A blood drive, in association with American Red Cross, took place on April 22 and 23 from 10 a.m. to 4 p.m. in the DUC.
“At this blood drive, the American Red Cross came to campus in hopes of compiling 170 or more units of blood to screen and give to hospitals,” said Katie Morici, the blood drive coordinator.
A total of 143 units were collected at the drive and about 135 students, faculty, and staff participated.
“Some donated dual reds, or double the amount, and approximately 40 students volunteered,” Morici said.
Donors began by scheduling an appointment or walking in the day of the drive, answering questions through an online survey, and having a mini health screening to make sure they were not ill or have low iron.
“After about twenty minutes of pumping blood, donors got to eat and recover in the canteen area before leaving the drive,” Morici said. “Because this was the last drive of the year and we have had a long winter, a giant Jenga game was at the drive.”
There was also a beach theme to draw people in.
“I watched some people play while sitting after giving blood,” said Cassilyn Bero, a junior majoring in elementary education. “It was pretty entertaining. We all jumped a little when it fell though. It was really great to receive food, stickers, and even free t-shirts for simply donating blood.”
Any person 16 years or older was eligible to donate that weighed at least 110 pounds. There were a few other restrictions such as traveling, antibiotics, and more.

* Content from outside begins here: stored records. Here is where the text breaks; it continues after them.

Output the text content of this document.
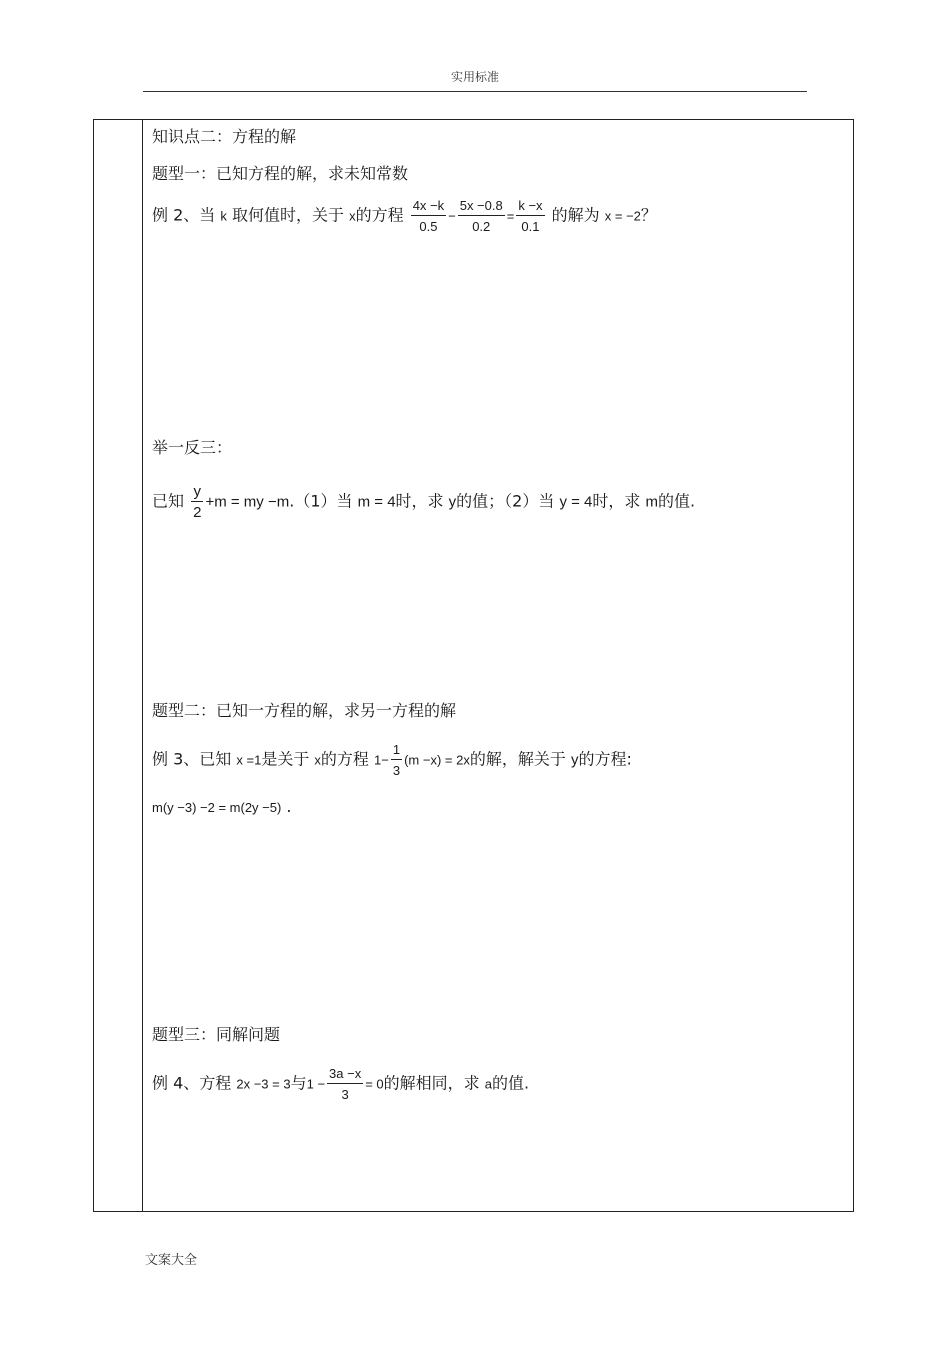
实用标准
知识点二：方程的解
题型一：已知方程的解，求未知常数
例 2、当 k 取何值时，关于 x的方程 $\frac{4x -k}{0.5} - \frac{5x -0.8}{0.2} = \frac{k -x}{0.1}$ 的解为 x = −2？
举一反三：
已知 $\frac{y}{2} +m$ = my −m.（1）当 m = 4时，求 y的值；（2）当 y = 4时，求 m的值.
题型二：已知一方程的解，求另一方程的解
例 3、已知 x =1是关于 x的方程 $1- \frac{1}{3} (m -x) = 2x$的解，解关于 y的方程:
m(y −3) −2 = m(2y −5) .
题型三：同解问题
例 4、方程 2x −3 = 3与$1 - \frac{3a -x}{3} = 0$的解相同，求 a的值.
文案大全
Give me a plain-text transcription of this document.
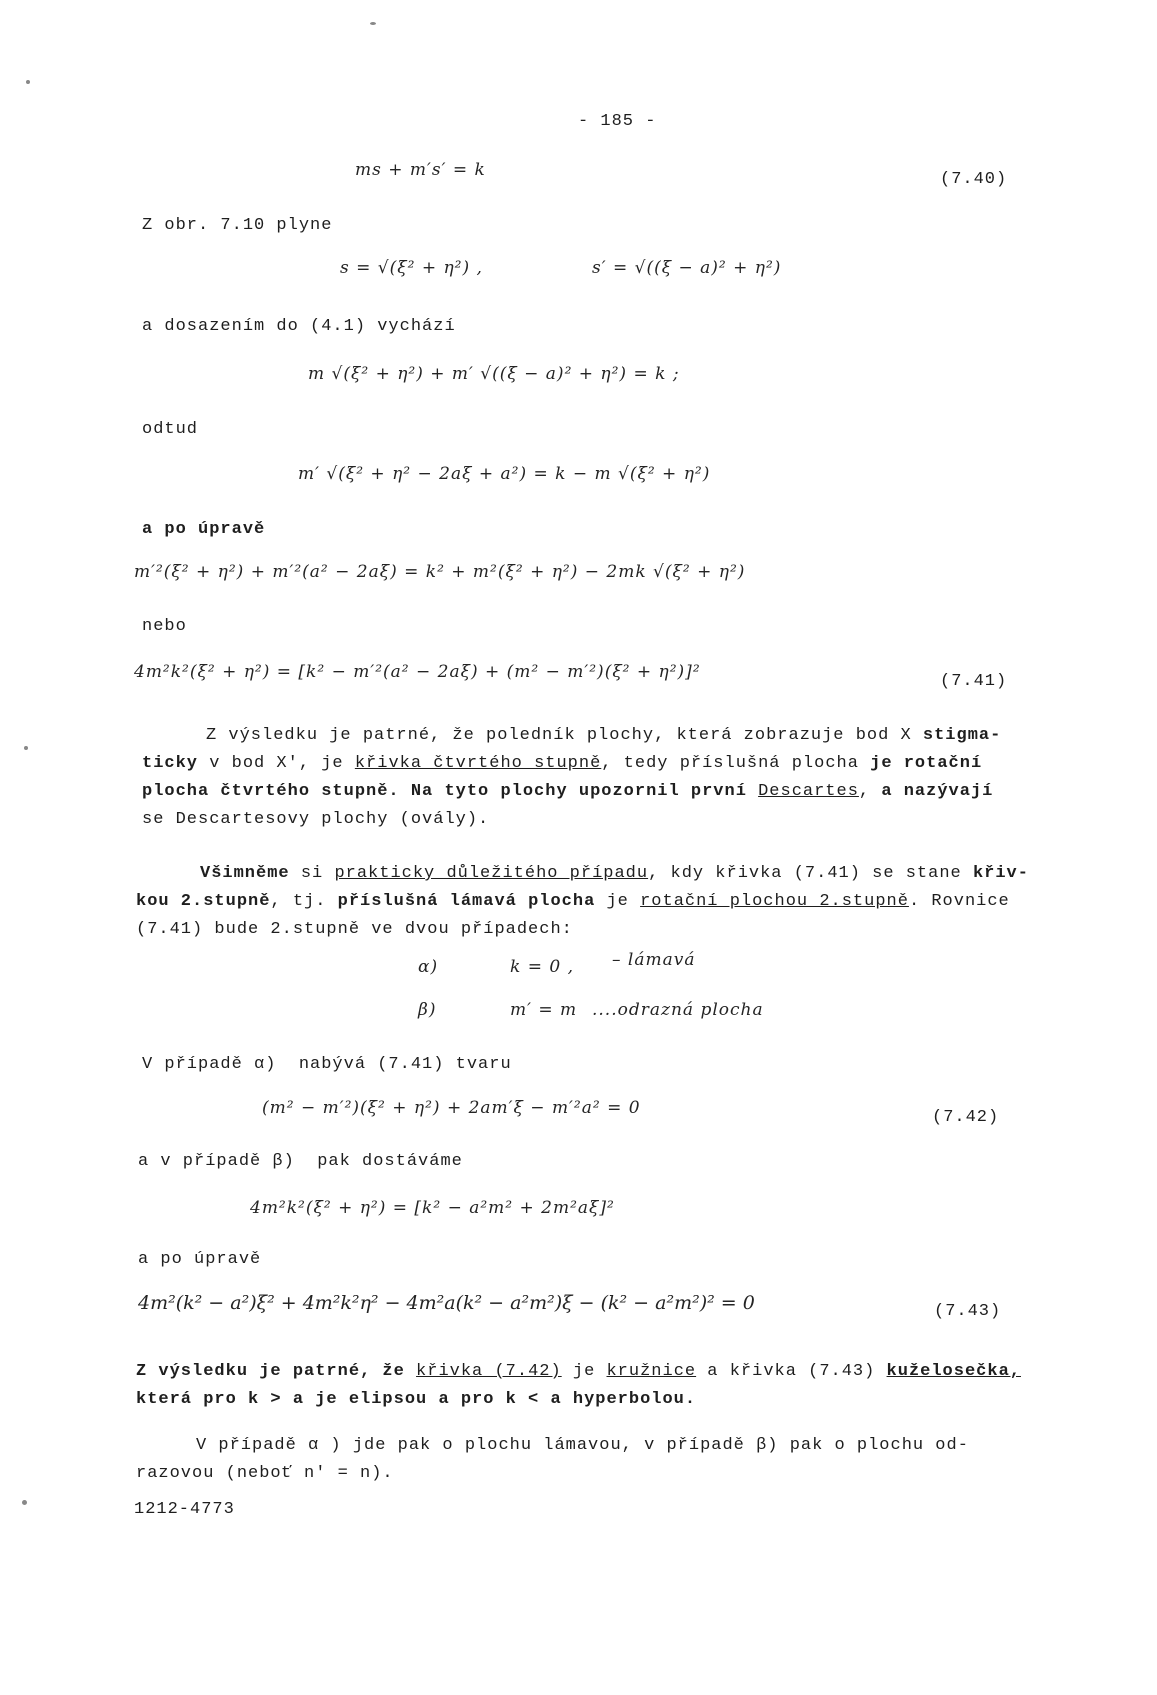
- 185 -
ms + m′s′ = k	(7.40)
Z obr. 7.10 plyne
s = √(ξ² + η²) ,	s′ = √((ξ − a)² + η²)
a dosazením do (4.1) vychází
m √(ξ² + η²) + m′ √((ξ − a)² + η²) = k ;
odtud
m′ √(ξ² + η² − 2aξ + a²) = k − m √(ξ² + η²)
a po úpravě
m′²(ξ² + η²) + m′²(a² − 2aξ) = k² + m²(ξ² + η²) − 2mk √(ξ² + η²)
nebo
4m²k²(ξ² + η²) = [k² − m′²(a² − 2aξ) + (m² − m′²)(ξ² + η²)]²	(7.41)
Z výsledku je patrné, že poledník plochy, která zobrazuje bod X stigma-
ticky v bod X′, je křivka čtvrtého stupně, tedy příslušná plocha je rotační
plocha čtvrtého stupně. Na tyto plochy upozornil první Descartes, a nazývají
se Descartesovy plochy (ovály).
Všimněme si prakticky důležitého případu, kdy křivka (7.41) se stane křiv-
kou 2.stupně, tj. příslušná lámavá plocha je rotační plochou 2.stupně. Rovnice
(7.41) bude 2.stupně ve dvou případech:
α)	k = 0 , – lámavá
β)	m′ = m ....odrazná plocha
V případě α)  nabývá (7.41) tvaru
(m² − m′²)(ξ² + η²) + 2am′ξ − m′²a² = 0	(7.42)
a v případě β)  pak dostáváme
4m²k²(ξ² + η²) = [k² − a²m² + 2m²aξ]²
a po úpravě
4m²(k² − a²)ξ² + 4m²k²η² − 4m²a(k² − a²m²)ξ − (k² − a²m²)² = 0	(7.43)
Z výsledku je patrné, že křivka (7.42) je kružnice a křivka (7.43) kuželosečka,
která pro k > a je elipsou a pro k < a hyperbolou.
V případě α ) jde pak o plochu lámavou, v případě β) pak o plochu od-
razovou (neboť n′ = n).
1212-4773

“Giving blood is important because it’s a really simple way to help others,” Bero said. “If I have the ability to improve people’s lives by spending 15 minutes in a chair every few months, why wouldn’t I do it?”

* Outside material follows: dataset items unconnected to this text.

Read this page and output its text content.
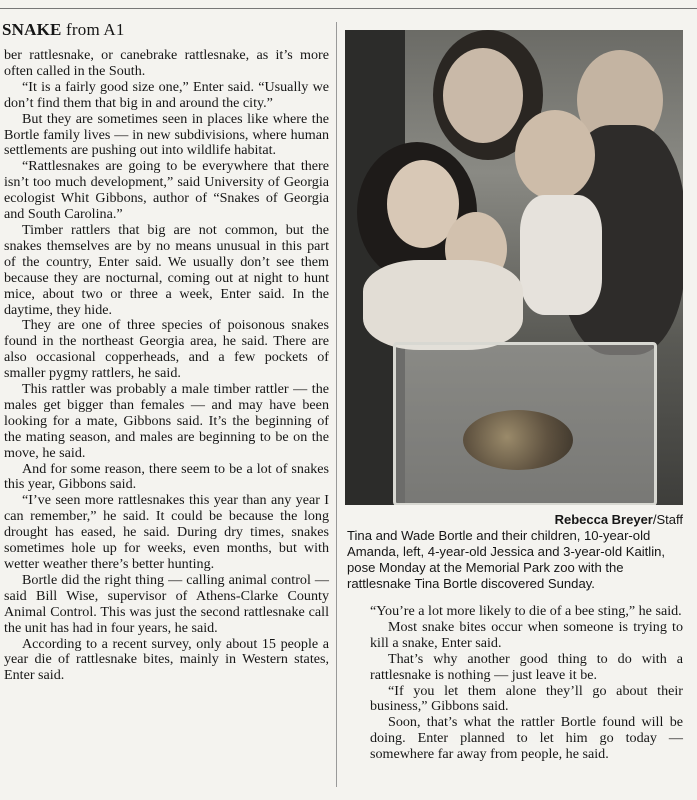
SNAKE from A1

ber rattlesnake, or canebrake rattlesnake, as it’s more often called in the South.

“It is a fairly good size one,” Enter said. “Usually we don’t find them that big in and around the city.”

But they are sometimes seen in places like where the Bortle family lives — in new subdivisions, where human settlements are pushing out into wildlife habitat.

“Rattlesnakes are going to be everywhere that there isn’t too much development,” said University of Georgia ecologist Whit Gibbons, author of “Snakes of Georgia and South Carolina.”

Timber rattlers that big are not common, but the snakes themselves are by no means unusual in this part of the country, Enter said. We usually don’t see them because they are nocturnal, coming out at night to hunt mice, about two or three a week, Enter said. In the daytime, they hide.

They are one of three species of poisonous snakes found in the northeast Georgia area, he said. There are also occasional copperheads, and a few pockets of smaller pygmy rattlers, he said.

This rattler was probably a male timber rattler — the males get bigger than females — and may have been looking for a mate, Gibbons said. It’s the beginning of the mating season, and males are beginning to be on the move, he said.

And for some reason, there seem to be a lot of snakes this year, Gibbons said.

“I’ve seen more rattlesnakes this year than any year I can remember,” he said. It could be because the long drought has eased, he said. During dry times, snakes sometimes hole up for weeks, even months, but with wetter weather there’s better hunting.

Bortle did the right thing — calling animal control — said Bill Wise, supervisor of Athens-Clarke County Animal Control. This was just the second rattlesnake call the unit has had in four years, he said.

According to a recent survey, only about 15 people a year die of rattlesnake bites, mainly in Western states, Enter said.

Rebecca Breyer/Staff
Tina and Wade Bortle and their children, 10-year-old Amanda, left, 4-year-old Jessica and 3-year-old Kaitlin, pose Monday at the Memorial Park zoo with the rattlesnake Tina Bortle discovered Sunday.

“You’re a lot more likely to die of a bee sting,” he said.

Most snake bites occur when someone is trying to kill a snake, Enter said.

That’s why another good thing to do with a rattlesnake is nothing — just leave it be.

“If you let them alone they’ll go about their business,” Gibbons said.

Soon, that’s what the rattler Bortle found will be doing. Enter planned to let him go today — somewhere far away from people, he said.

Bero says that knowing she has O-negative blood, the universal donor, also makes her want to give.
“It makes me feel like I’m doing something really worthwhile with my time,” Bero said. “I decided to donate this week because having the Red Cross come right to campus was really convenient and it doesn’t take very long. I’m willing to take a tiny prick on the finger and a really small needle if it means someone’s life could be saved.”

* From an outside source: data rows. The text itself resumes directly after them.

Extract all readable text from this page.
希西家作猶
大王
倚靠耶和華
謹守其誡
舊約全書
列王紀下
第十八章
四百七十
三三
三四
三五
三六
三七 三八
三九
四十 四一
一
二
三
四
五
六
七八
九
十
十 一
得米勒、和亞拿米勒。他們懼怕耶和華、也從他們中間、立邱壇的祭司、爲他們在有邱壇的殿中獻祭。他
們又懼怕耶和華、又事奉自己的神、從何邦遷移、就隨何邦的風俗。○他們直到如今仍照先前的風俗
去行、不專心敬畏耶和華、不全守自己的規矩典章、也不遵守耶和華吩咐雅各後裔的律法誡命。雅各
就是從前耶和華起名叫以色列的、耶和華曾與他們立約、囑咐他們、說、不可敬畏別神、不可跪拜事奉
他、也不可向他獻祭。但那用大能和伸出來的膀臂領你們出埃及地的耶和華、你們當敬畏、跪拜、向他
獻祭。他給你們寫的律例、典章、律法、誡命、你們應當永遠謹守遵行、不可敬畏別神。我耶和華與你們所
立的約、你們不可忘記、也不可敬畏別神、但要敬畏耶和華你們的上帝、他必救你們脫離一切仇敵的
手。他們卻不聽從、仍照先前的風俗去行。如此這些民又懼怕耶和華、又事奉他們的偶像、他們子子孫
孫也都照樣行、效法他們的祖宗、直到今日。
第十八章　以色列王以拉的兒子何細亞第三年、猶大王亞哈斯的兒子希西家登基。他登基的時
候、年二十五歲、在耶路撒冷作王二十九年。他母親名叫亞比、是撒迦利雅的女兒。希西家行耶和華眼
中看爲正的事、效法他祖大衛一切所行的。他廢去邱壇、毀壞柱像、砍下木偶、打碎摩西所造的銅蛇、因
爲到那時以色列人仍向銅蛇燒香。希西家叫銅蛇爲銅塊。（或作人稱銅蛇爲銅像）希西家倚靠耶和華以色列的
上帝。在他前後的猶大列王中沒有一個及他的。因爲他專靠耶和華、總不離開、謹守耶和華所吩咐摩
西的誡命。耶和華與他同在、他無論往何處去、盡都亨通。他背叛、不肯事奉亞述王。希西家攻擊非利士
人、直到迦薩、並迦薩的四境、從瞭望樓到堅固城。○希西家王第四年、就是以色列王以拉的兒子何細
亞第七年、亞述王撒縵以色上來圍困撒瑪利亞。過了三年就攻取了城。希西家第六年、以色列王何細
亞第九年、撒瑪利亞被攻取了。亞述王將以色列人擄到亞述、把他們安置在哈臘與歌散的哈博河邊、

Morici says that the University of Wisconsin-Stevens Point hosts blood drives to give students opportunities to volunteer, help save lives, and network with organizations in the community.
“With the drive being held on campus, students are more likely to donate because they do not have to travel anywhere to donate blood,” Morici said.
Morici volunteered at every blood drive in high school and was fortunate enough to receive a scholarship form the American Red Cross to pay for college expenses.
“Freshmen year, I worked at the Student Involvement and Employment Office and continued volunteering at blood drives and the graduating coordinator suggested I apply for her position,” Morici said.
Morici has been in the role of blood drive coordinator for the past two years and has enjoyed seeing so many college students, faculty and staff, and community members get involved in donating blood.
“Donating blood is very important because each day accidents, surgeries, or other events occur where people are in need of blood,” Morici said. “This year with this Wisconsin weather, blood donations were down and people who are in need increased, so at this time the supply is fairly low.”
This was the last blood drive of the semester, but the next is scheduled to take place fall 2014 on September 29 and 30.